If you have a learning disability, school can be a tremendous source of stress. A learning disability, not to be confused with a learning problem, which can involve visual, motor, hearing handicaps, intellectual disability, or emotional disturbance, but is instead a neurological processing problem, which can interfere with skills such as math, writing, or reading. Not only is it harder to keep your grades up, but it can be socially awkward when other people notice your struggles. Pressure from friends and family piles on — especially when your grades don’t reflect the effort you put in.
If you’re in the work world, done with school for now, you hope you’re done wrangling with a learning disability. Unfortunately, this often isn’t the case. Learning disabilities are life-long conditions that continue to affect you, even after you’ve completed your schooling.
How Learning Disabilities Cause Stress
Many people don’t realize the extent to which a learning disability can affect daily living throughout one’s life, including job performance.
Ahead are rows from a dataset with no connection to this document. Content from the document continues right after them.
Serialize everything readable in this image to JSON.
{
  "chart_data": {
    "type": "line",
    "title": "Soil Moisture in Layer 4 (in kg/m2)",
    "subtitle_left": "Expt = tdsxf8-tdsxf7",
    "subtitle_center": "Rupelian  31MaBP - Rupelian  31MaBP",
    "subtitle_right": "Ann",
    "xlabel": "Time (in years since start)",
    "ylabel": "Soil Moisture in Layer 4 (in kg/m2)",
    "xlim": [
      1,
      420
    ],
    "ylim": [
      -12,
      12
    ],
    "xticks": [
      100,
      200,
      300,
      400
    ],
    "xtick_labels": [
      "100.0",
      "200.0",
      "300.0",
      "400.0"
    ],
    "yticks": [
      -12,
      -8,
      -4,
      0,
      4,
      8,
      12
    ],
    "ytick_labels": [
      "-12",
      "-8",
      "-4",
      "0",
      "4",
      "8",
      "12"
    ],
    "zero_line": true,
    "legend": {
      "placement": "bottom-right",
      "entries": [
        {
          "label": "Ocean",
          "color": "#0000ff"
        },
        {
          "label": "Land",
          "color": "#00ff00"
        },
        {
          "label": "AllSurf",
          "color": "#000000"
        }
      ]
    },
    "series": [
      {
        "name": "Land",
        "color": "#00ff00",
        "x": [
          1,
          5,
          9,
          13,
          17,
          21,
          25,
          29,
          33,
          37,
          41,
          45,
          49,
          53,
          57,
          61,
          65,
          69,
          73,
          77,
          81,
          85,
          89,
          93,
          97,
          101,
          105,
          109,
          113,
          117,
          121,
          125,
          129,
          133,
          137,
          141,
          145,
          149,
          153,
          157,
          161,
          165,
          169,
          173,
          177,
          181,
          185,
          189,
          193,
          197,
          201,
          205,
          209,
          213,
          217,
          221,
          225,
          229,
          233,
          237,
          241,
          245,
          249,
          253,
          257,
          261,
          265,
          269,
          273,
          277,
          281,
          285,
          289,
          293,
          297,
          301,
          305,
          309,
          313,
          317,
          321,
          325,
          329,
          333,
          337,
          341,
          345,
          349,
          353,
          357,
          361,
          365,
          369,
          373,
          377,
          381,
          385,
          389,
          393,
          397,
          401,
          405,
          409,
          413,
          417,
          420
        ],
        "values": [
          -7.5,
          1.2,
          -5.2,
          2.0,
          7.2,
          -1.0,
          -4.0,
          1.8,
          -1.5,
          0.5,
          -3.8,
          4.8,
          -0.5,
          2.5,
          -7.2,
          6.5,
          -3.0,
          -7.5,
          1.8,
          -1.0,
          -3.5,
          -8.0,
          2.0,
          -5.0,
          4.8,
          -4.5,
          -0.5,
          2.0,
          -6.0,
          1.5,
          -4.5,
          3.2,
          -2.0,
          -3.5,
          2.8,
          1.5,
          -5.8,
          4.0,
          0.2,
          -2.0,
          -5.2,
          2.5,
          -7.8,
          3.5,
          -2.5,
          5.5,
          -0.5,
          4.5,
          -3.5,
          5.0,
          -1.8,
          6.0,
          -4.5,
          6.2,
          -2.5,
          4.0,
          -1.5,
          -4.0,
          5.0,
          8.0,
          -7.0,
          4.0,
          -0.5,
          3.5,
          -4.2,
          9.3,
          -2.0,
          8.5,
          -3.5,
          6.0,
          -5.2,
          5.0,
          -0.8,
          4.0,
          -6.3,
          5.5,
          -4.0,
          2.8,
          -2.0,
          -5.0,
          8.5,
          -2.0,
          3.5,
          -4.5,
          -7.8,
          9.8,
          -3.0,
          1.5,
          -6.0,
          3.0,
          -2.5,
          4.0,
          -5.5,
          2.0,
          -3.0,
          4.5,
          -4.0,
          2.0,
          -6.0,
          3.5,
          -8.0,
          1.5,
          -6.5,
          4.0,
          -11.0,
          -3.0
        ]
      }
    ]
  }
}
In addition, learning disabilities aren’t obvious from the outside, so many suffer in silence. It’s hard to explain to others how learn differently and the accommodations you may require. Such misconceptions about learning disabilities also make them more stressful.
When you struggle academically, confidence suffers. In addition, society puts so much pressure on people to get college degrees and our society has sadly failed to encourage the development of other skills and paths. When you spend hours every day in school doing things that aren’t geared toward your strength, self-esteem takes a beating. You may struggle. You may have poor self-conception and view yourself as less motivated or less intelligent because of a learning disability.
People with learning disabilities are sometimes placed in different classes based on their learning needs, however, this separates them from the “popular” or “smart” crowd. Right or wrong, most of us long to be accepted by these groups, whether joining these groups is in our best interest or not.
In addition, some of the information processing challenges that accompany learning disabilities make processing social cues harder. It may be difficult to understand others or express your thoughts clearly.
Fear of failure
The chronic worry about whether you can graduate, get a good job, support yourself happily, and find a suitable social group takes a toll. We all worry about our future, but a learning disability adds complexity to planning for the future. Combined with low self-esteem, this fear of failure can feel overwhelming.
Other associated problems
Learning disabilities often have co-occurring conditions that further complicate your situation. ADHD, behavioral difficulties, anxiety, and depression tend to occur more frequently in individuals with learning disabilities, so this population may face additional stress associated with managing multiple needs.
How to Cope with Learning Disability Stress
There are many types of learning disabilities including ADHD (difficulty paying attention and staying on task), dyslexia (inability to comprehend text), dyscalculia (inability to order numbers), Dysgraphia (difficulty with the physical act of writing), and processing deficits (trouble making sense of sensory data). Here are a few strategies for coping with a learning disability:
- Understand yourself. If possible, get a good current evaluation to know your diagnosis, strengths, and needs. If you’ve already had one done, make sure you understand the results and any recommendations made. The evaluator should be able to give you an explanation. In some cases, the evaluator can also make specific recommendations to address your learning problems.
- Know your rights. If you have a diagnosed learning disability, you may qualify for accommodations or specialized instruction, even in a college or work setting. Organizations such as Understood.org and the National Center for Learning Disabilities are just a couple of places you can learn more about your rights and how to ask for accommodations. In addition, your state’s Department of Education should have information and resources explaining federal laws and local procedures.
- Get the help you need. Ask for a meeting with your educators or employers to discuss your needs. In an educational setting, regular feedback or check-ins are important for staying on track. College settings typically have an office of disability services to help students navigate the services that can help. Employers may also be required to provide accommodations to ensure an equitable work environment.
- Assess and treat other problems. Because having a learning disability raises your risk for other mental health conditions, consider talking with a mental health professional. You may benefit from a screening to make sure there’s nothing else going on. This is especially important if you’re experiencing stress because of the learning disability. Outside support can be essential for good stress management.
Learning disabilities are most prominent in childhood, where the long school day piles on the challenges. People forget, however, that learning disabilities affect adults as well. Since learning disabilities tend to be a “silent disability,” not readily apparent outside of performance situations, it’s easy for individuals with learning disabilities to be overlooked.
Nevertheless, we can’t underestimate the mark learning disabilities leave throughout the lifespan. They contribute to stress and other mental health issues, as well as contribute to underachievement in school or work situations. Self-advocacy is essential for making the most of your potential, but know that these issues can be overcome.